Due to the retrospective aspect of this study, there may be other reasons for prolonged LOS and LOT in neonates who were treated with Phe. Even though we conducted multivariate analysis to adjust for some of the confounders, it is possible that the babies in the Phe and opioid and Phe rescue groups had “worse withdrawal” or were expected to have “worse withdrawal.” There is a trend for a higher maximum opioid dose and thus may indicate “worse withdrawal.” Based on the 5–10% weaning parameter this can explain a possible 10–12-day difference in LOT. Since day treatment for NAS was started and the day maximum dose of opioid reached were statistically later in the phenobarbital groups (addition or rescue), this may have affected the duration of LOT or LOS. This may be reflected by the multi-use exposure in the groups treated with Phe and the later worsening of the NAS symptoms. This is difficult to determine because it was not seen in the neonates with multiple drug exposure when compared to methadone alone and only when analyzed in relation to exposure to Phe.
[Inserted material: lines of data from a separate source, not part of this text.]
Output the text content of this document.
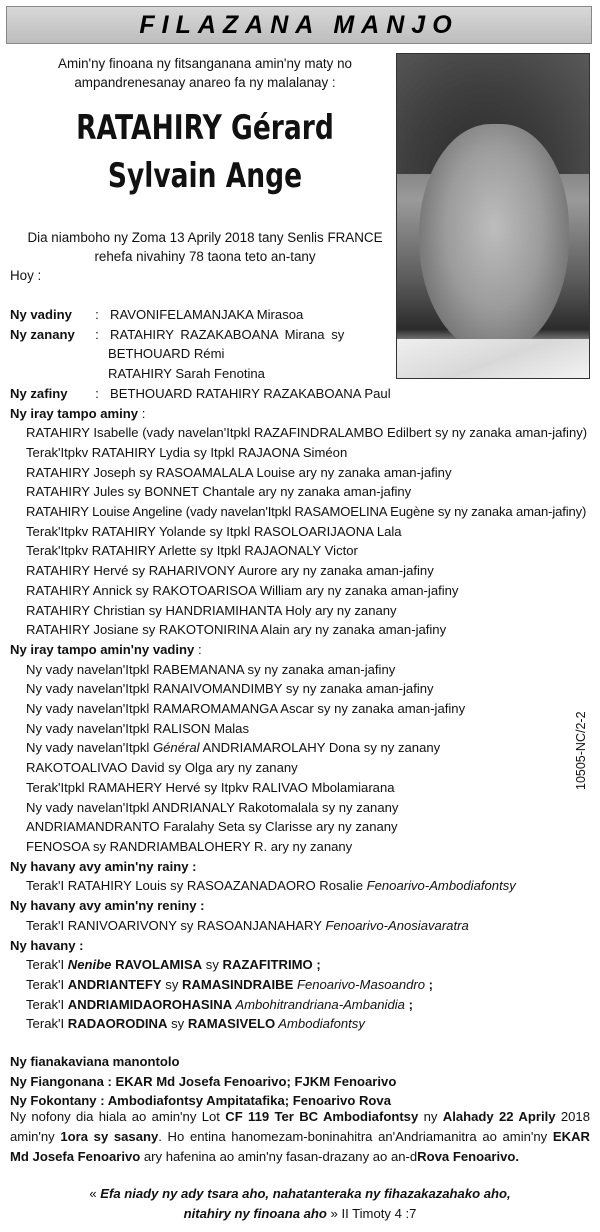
FILAZANA MANJO
Amin'ny finoana ny fitsanganana amin'ny maty no
ampandrenesanay anareo fa ny malalanay :
RATAHIRY Gérard
Sylvain Ange
Dia niamboho ny Zoma 13 Aprily 2018 tany Senlis FRANCE
rehefa nivahiny 78 taona teto an-tany
Hoy :
Ny vadiny	: RAVONIFELAMANJAKA Mirasoa
Ny zanany	: RATAHIRY RAZAKABOANA Mirana sy
BETHOUARD Rémi
RATAHIRY Sarah Fenotina
Ny zafiny	: BETHOUARD RATAHIRY RAZAKABOANA Paul
Ny iray tampo aminy :
RATAHIRY Isabelle (vady navelan'Itpkl RAZAFINDRALAMBO Edilbert sy ny zanaka aman-jafiny)
Terak'Itpkv RATAHIRY Lydia sy Itpkl RAJAONA Siméon
RATAHIRY Joseph sy RASOAMALALA Louise ary ny zanaka aman-jafiny
RATAHIRY Jules sy BONNET Chantale ary ny zanaka aman-jafiny
RATAHIRY Louise Angeline (vady navelan'Itpkl RASAMOELINA Eugène sy ny zanaka aman-jafiny)
Terak'Itpkv RATAHIRY Yolande sy Itpkl RASOLOARIJAONA Lala
Terak'Itpkv RATAHIRY Arlette sy Itpkl RAJAONALY Victor
RATAHIRY Hervé sy RAHARIVONY Aurore ary ny zanaka aman-jafiny
RATAHIRY Annick sy RAKOTOARISOA William ary ny zanaka aman-jafiny
RATAHIRY Christian sy HANDRIAMIHANTA Holy ary ny zanany
RATAHIRY Josiane sy RAKOTONIRINA Alain ary ny zanaka aman-jafiny
Ny iray tampo amin'ny vadiny :
Ny vady navelan'Itpkl RABEMANANA sy ny zanaka aman-jafiny
Ny vady navelan'Itpkl RANAIVOMANDIMBY sy ny zanaka aman-jafiny
Ny vady navelan'Itpkl RAMAROMAMANGA Ascar sy ny zanaka aman-jafiny
Ny vady navelan'Itpkl RALISON Malas
Ny vady navelan'Itpkl Général ANDRIAMAROLAHY Dona sy ny zanany
RAKOTOALIVAO David sy Olga ary ny zanany
Terak'Itpkl RAMAHERY Hervé sy Itpkv RALIVAO Mbolamiarana
Ny vady navelan'Itpkl ANDRIANALY Rakotomalala sy ny zanany
ANDRIAMANDRANTO Faralahy Seta sy Clarisse ary ny zanany
FENOSOA sy RANDRIAMBALOHERY R. ary ny zanany
Ny havany avy amin'ny rainy :
Terak'I RATAHIRY Louis sy RASOAZANADAORO Rosalie Fenoarivo-Ambodiafontsy
Ny havany avy amin'ny reniny :
Terak'I RANIVOARIVONY sy RASOANJANAHARY Fenoarivo-Anosiavaratra
Ny havany :
Terak'I Nenibe RAVOLAMISA sy RAZAFITRIMO ;
Terak'I ANDRIANTEFY sy RAMASINDRAIBE Fenoarivo-Masoandro ;
Terak'I ANDRIAMIDAOROHASINA Ambohitrandriana-Ambanidia ;
Terak'I RADAORODINA sy RAMASIVELO Ambodiafontsy
Ny fianakaviana manontolo
Ny Fiangonana : EKAR Md Josefa Fenoarivo; FJKM Fenoarivo
Ny Fokontany : Ambodiafontsy Ampitatafika; Fenoarivo Rova
10505-NC/2-2
Ny nofony dia hiala ao amin'ny Lot CF 119 Ter BC Ambodiafontsy ny Alahady 22 Aprily 2018 amin'ny 1ora sy sasany. Ho entina hanomezam-boninahitra an'Andriamanitra ao amin'ny EKAR Md Josefa Fenoarivo ary hafenina ao amin'ny fasan-drazany ao an-dRova Fenoarivo.
« Efa niady ny ady tsara aho, nahatanteraka ny fihazakazahako aho,
nitahiry ny finoana aho » II Timoty 4 :7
There have been several studies evaluating the use of phenobarbital as secondary agent in comparison to clonidine (24, 27, 38). Based on the study by Merhar and Brusseau, patients had better outcomes with phenobarbital as a secondary agent (24, 38); however, Surran et al. (27) noted that clonidine may be as beneficial or more effective. At the time of the study, our NICU did not use clonidine in the treatment of NAS; therefore, we are unable to compare the two treatment modalities.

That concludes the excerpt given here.